Obesity crisis means cranes used for plus-size coffins in Northern Ireland cemeteries
An obesity epidemic in Northern Ireland means cranes are now being used in cemeteries and requests for plus-size coffins have become an everyday occurrence.
Coffins which weigh more than 25 stone are now so common that Belfast City Council is regularly having to take precautions to protect workers at Roselawn Cemetery from injury.
However, Portadown funeral director Ian Milne said he is regularly dealing with bodies weighing between 30-45 stone, which not only need larger coffins, but also specialist vehicles if they are too heavy for a traditional hearse.

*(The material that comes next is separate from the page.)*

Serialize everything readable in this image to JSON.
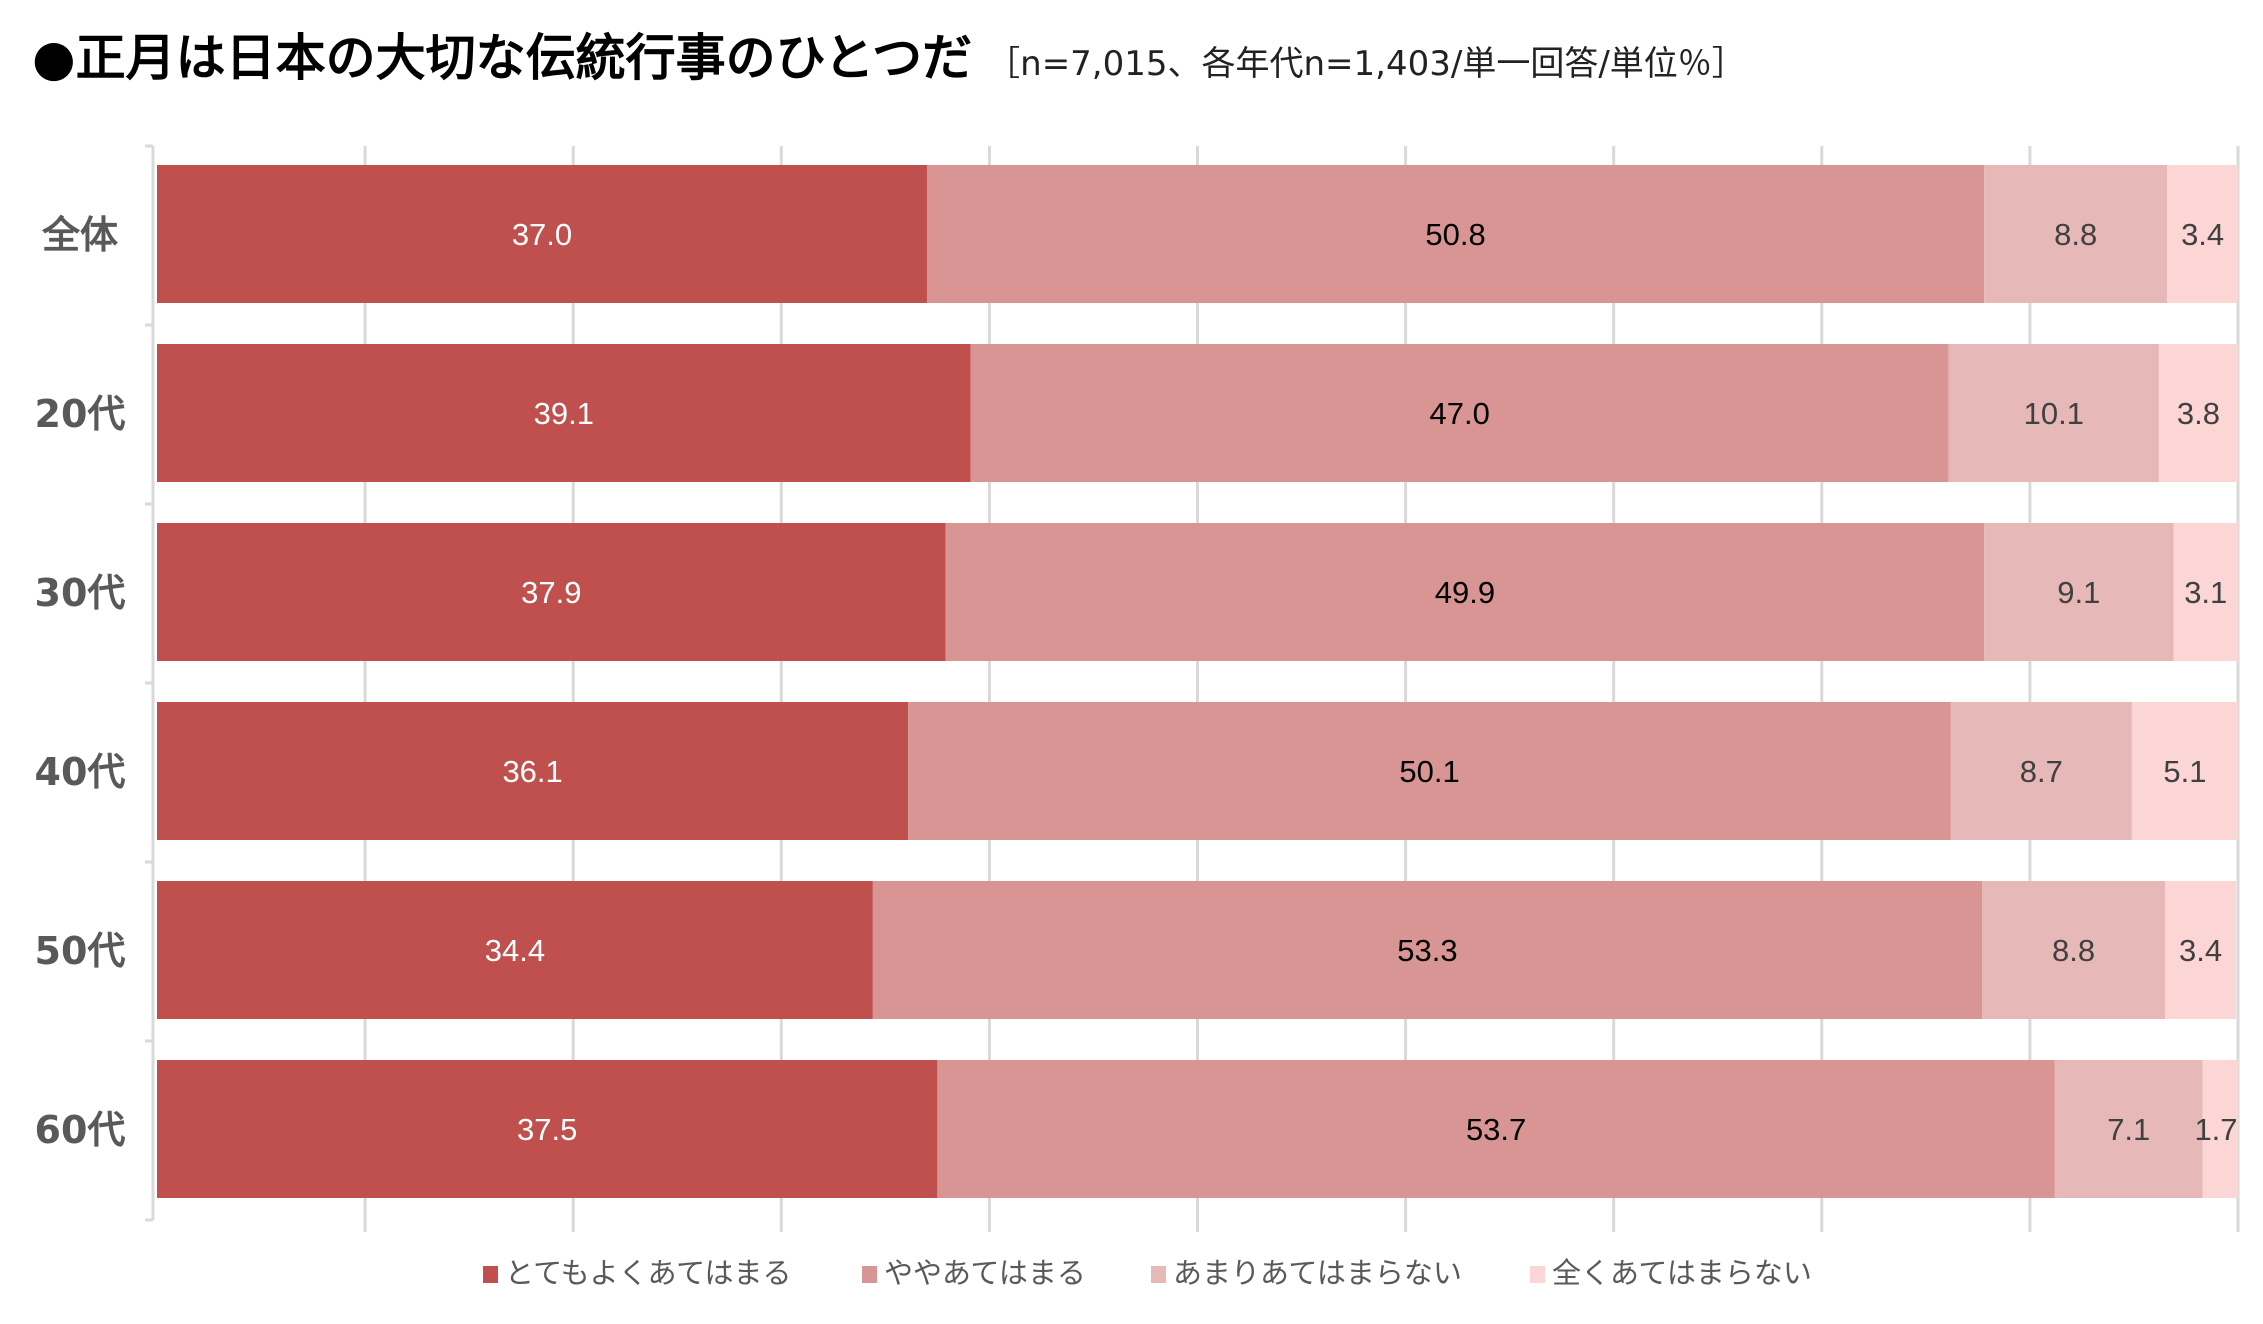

One local coffin maker said his firm receives requests for out-sized coffins on a daily basis - a difference he has seen rise dramatically over the last six years.
A survey by the Department of Health revealed last October that 27% of people in Northern Ireland are obese. A further 36% are overweight.
This evening, Belfast City Council's People and Communities committee will consider an update given to the Cemeteries and Crematoria Working Group over heavier coffins.
Where the weight of a coffin is over 25 stone, a small crane is hired to assist with the process of lowering it into the grave.
To protect cemetery staff and ensure the right resources are in place, funeral directors are now being asked to work with council workers to prepare for heavier coffins.
However, the issue is not restricted to Belfast, and Mr Milne said bigger coffins are now common.
"One of the biggest problems can be when we are repatriating people, and accommodating the size of larger coffins, and that can also make it more expensive for people," he said.
"Funeral directors are often dealing with people between 30-45 stone now.
"Sometimes you can't use a hearse - you have to use a Ford Galaxy because the coffins are too wide for the hearse."
One specialised coffin maker said the surge for different sizes has grown enormously over the last six years, and the shapes can vary from customer to customer.
"We would refer to larger coffins as 'out-sized' or 'specialist' - it can be a hard one to term," he said. "I took over the business six years ago and in those six years the growth has been phenomenal."
He added: "The out-sized coffins do tend to be more expensive than standard coffins as they are specialised."